Eight pairs of low-high contractile states were established to imitate intestinal hyper- and hypomotility and to evaluate the characteristics of deslanoside-induced BR and potential clinical implication. IBS is known as one of the major functional gastrointestinal disorders, affecting approximately 10% of all adults worldwide[28]. IBS is usually categorized into three subclasses: IBS with constipation (hypo-motility), IBS with diarrhea (hyper-motility), and IBS with alternating symptoms of both constipation and diarrhea (IBS-A)[13,14,29]. None of the currently available drugs are globally effective in treating all IBS symptoms[30], and developing treatment strategies for patients with IBS has been difficult because of the lack of pharmacological targets and the wide range of symptomatology[31]. Considering that the precise cause of IBS is unknown and it is unlikely that one single factor could explain all instances of IBS[32], we established various assay conditions to mimic the possible intestinal hyper- and hypo-motility. These low and high contractile states of isolated intestinal smooth muscle were established (1) by changing ionic concentration in assay buffers; (2) using inhibitory and stimulatory neurotransmitters, or using exogenous inhibitors and stimulators in the assay buffers; and (3) using isolated intestinal smooth muscle obtained from constipation-prominent rat model and diarrhea-prominent rat model.

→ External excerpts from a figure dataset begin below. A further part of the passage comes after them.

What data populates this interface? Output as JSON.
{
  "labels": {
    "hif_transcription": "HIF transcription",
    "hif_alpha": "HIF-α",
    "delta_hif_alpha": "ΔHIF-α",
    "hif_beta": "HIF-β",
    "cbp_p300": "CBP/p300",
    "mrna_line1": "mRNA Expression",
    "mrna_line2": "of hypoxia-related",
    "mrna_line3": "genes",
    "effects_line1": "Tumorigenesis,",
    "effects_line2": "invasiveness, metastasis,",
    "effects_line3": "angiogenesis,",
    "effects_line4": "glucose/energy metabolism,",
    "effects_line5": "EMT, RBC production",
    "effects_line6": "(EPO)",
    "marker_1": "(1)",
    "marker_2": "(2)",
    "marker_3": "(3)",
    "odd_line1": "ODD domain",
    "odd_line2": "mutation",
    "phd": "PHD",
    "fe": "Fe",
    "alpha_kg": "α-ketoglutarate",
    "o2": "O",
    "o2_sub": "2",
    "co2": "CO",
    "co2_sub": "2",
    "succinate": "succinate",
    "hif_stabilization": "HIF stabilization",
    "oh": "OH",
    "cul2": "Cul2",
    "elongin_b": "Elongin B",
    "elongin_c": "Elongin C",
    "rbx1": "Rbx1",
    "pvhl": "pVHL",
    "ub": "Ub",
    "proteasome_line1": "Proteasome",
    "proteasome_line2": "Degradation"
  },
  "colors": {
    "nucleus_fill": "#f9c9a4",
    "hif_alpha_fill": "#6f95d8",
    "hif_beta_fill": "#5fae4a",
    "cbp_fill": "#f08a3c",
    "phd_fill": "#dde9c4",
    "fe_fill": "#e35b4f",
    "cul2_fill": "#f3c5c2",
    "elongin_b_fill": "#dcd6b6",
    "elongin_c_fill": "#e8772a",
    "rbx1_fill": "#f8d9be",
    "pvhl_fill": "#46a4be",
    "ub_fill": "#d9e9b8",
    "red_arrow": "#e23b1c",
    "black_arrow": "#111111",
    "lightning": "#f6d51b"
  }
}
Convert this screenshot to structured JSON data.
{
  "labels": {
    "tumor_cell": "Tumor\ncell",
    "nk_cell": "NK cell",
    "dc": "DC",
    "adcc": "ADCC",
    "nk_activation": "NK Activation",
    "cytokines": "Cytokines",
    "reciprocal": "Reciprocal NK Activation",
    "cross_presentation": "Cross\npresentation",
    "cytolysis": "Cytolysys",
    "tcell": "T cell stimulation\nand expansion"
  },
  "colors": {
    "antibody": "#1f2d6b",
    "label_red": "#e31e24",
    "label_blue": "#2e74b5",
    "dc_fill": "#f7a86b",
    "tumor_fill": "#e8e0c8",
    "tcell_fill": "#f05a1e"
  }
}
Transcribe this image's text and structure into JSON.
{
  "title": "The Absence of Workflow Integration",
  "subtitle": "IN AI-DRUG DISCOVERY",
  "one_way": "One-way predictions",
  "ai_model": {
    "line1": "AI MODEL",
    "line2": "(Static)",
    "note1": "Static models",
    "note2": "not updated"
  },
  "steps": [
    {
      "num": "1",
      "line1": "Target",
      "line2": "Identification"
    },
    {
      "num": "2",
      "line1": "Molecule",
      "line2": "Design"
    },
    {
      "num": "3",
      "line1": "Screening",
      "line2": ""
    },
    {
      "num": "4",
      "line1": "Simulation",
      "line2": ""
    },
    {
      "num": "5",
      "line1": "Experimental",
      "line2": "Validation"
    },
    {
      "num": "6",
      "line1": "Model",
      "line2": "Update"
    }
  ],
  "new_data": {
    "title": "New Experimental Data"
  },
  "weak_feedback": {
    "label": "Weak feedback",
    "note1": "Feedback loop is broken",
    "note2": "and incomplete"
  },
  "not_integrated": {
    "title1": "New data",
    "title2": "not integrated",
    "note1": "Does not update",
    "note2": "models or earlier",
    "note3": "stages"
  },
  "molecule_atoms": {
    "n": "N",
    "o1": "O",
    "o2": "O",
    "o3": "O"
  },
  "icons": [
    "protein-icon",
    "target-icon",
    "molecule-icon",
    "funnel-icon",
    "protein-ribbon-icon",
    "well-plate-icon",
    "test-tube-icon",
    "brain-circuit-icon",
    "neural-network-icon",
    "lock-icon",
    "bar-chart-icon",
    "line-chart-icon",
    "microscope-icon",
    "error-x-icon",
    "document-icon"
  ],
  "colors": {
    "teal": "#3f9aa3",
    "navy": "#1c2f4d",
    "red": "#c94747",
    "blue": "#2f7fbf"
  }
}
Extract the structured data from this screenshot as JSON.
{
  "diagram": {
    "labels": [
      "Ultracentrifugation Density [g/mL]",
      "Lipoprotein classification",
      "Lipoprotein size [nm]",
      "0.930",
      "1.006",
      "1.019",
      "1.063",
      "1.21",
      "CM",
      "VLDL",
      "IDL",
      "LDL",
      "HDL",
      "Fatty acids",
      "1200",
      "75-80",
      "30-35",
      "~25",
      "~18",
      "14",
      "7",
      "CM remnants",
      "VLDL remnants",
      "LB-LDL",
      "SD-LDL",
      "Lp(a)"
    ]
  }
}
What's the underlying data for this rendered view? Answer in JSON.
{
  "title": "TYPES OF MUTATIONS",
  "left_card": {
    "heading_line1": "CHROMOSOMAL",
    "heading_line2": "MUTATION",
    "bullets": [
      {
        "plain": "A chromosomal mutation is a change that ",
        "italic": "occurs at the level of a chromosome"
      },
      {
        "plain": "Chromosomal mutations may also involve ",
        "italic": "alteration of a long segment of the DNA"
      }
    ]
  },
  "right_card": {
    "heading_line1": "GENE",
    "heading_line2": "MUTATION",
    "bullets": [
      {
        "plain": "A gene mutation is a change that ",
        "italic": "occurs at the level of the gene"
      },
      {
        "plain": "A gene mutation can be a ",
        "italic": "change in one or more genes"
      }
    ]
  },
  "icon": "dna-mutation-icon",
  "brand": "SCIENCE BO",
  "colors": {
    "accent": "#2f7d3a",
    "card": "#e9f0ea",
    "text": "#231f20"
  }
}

In this study, we tried to evaluate the possibility that whether deslanoside-induced adverse gastrointestinal irritation could be beneficialized as a potential therapeutic effect on the intestinal smooth muscle dysfunction, and characterized deslanoside-induced BR on the contractility of JSMF. Deslanoside was found to induce stimulatory effects on JSMF in all eight low contractile states and induced inhibitory effects on JSMF in all eight high contractile states. In accordance with deslanoside-induced BR on the contractility of JSMF, the effects deslanoside on myosin phosphorylation of JMSF were also bidirectional.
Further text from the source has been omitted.